While states may sue on behalf of residents, Grimm said, smaller governmental units must have their own injuries to pursue recovery in court. Chicago did so, Grimm continued, by arguing a judgment in its favor would protect the city’s “proprietary interests in the ‘tourism industry and dependent property and sales tax revenues’ since Marriott operates hotels in Chicago, and that a decline in patronage at Marriott’s hotels due to the data breach will diminish the revenue Chicago receives by way of hotel accommodation.”
Turning to the city’s home rule powers, Grimm said that “in the course of nearly 50 years of analysis of home rule authority by Illinois courts,” municipal ordinances generally are pre-empted only by explicit language in state laws.
The issue then becomes whether the city is extending its reach beyond its own border.
“The problem is not fairly characterized as regulating online data security at large or in the abstract, as Marriott suggests,” Grimm wrote, but whether Chicago residents are protected.
Marriott argued Chicagoans weren’t affected differently than any other city, but Grimm said, at this stage of proceedings, that constitutes opinion, not fact.
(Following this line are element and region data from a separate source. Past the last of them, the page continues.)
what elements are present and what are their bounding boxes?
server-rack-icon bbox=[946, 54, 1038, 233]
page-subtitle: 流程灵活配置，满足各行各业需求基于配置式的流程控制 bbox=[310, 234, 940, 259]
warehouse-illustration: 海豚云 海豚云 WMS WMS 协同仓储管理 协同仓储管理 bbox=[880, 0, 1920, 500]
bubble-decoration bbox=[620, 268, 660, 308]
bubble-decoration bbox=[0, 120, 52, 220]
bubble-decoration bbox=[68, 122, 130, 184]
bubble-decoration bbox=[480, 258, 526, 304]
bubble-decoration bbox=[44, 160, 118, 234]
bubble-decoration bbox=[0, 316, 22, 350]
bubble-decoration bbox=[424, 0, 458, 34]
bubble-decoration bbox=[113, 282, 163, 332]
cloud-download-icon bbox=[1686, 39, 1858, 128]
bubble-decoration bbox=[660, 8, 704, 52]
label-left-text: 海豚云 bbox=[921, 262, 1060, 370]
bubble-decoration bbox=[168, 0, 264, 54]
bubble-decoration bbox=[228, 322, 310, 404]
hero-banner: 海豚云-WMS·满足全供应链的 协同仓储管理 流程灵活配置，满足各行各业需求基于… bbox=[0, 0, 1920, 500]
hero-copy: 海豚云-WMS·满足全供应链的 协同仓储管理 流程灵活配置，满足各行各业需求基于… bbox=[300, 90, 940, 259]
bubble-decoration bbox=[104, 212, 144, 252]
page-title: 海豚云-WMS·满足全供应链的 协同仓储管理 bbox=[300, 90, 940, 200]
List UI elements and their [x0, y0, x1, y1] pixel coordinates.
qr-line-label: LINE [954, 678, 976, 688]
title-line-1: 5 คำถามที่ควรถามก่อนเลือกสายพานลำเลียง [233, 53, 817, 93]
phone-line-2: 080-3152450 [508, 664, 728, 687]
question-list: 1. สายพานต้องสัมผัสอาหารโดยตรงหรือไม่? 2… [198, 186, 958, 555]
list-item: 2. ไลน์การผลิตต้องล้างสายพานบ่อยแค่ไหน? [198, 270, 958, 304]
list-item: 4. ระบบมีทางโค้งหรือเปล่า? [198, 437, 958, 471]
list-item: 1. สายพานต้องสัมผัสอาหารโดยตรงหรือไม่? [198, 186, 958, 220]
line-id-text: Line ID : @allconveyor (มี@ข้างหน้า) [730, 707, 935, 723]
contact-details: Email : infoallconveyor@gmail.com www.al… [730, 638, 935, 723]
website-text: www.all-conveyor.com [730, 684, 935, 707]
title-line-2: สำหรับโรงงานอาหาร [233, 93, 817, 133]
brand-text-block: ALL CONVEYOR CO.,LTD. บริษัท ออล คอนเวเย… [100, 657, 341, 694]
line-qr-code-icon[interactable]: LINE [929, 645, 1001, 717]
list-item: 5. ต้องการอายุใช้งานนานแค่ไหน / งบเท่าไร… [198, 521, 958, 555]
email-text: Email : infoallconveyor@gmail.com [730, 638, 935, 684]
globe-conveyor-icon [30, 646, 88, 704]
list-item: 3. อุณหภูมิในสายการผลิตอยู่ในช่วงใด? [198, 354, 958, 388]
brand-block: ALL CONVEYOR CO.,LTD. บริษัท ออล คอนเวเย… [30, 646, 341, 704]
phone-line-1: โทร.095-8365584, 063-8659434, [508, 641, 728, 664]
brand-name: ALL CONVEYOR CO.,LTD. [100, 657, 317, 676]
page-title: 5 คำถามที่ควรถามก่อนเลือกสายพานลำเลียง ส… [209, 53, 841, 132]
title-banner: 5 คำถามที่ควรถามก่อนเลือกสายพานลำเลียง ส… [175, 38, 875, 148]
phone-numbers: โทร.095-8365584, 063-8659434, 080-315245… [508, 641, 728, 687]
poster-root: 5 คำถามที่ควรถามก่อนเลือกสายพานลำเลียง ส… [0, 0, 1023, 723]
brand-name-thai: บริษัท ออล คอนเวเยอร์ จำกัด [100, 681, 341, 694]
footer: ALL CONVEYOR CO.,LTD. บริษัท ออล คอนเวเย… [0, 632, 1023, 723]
Further, Grimm found nothing suggesting state lawmakers wanted exclusive rights to regulate consumer protection and said it's “difficult to imagine a more harmonious relationship” than the one between the city ordinance and the state’s privacy laws.
Marriott insisted Chicago is attempting to regulate conduct outside the city, but Grimm said the 2005 Illinois Supreme Court opinion in Avery v. State Farm Mutual Automobile Insurance Company established a framework for determining if the alleged ordinance violations occurred “primarily or substantially” in the city.
“The city was quite surgical in its pleadings,” Grimm wrote, noting references in the complaint to Chicago residents as victims who relied on the Marriott website for a presumption of safety and suffered injuries by booking hotels while at home in the city — including for Marriott stays in Chicago — in addition to patronizing properties elsewhere.
While discovery may tip the argument in Marriott’s favor, Grimm added, “those determinations are for another day, not on a motion to dismiss.” Further, if the city does establish Marriott’s liability, “relief could be fashioned that would prevent the ordinance from having an unconstitutional extraterritorial effect.”
In a separate lawsuit pending in Cook County Circuit Court in Chicago, the city is suing Uber for a data breach, as well, asserting violations of the same ordinance.
In both cases, the city is represented by attorneys from the firm of Edelson P.C., of Chicago.
Marriott and Starwood are defended by attorneys Daniel R. Warren, Lisa M. Ghannoum and Gilbert S. Keteltas, of Baker and Hostetler LLP, of Cleveland and Washington, D.C.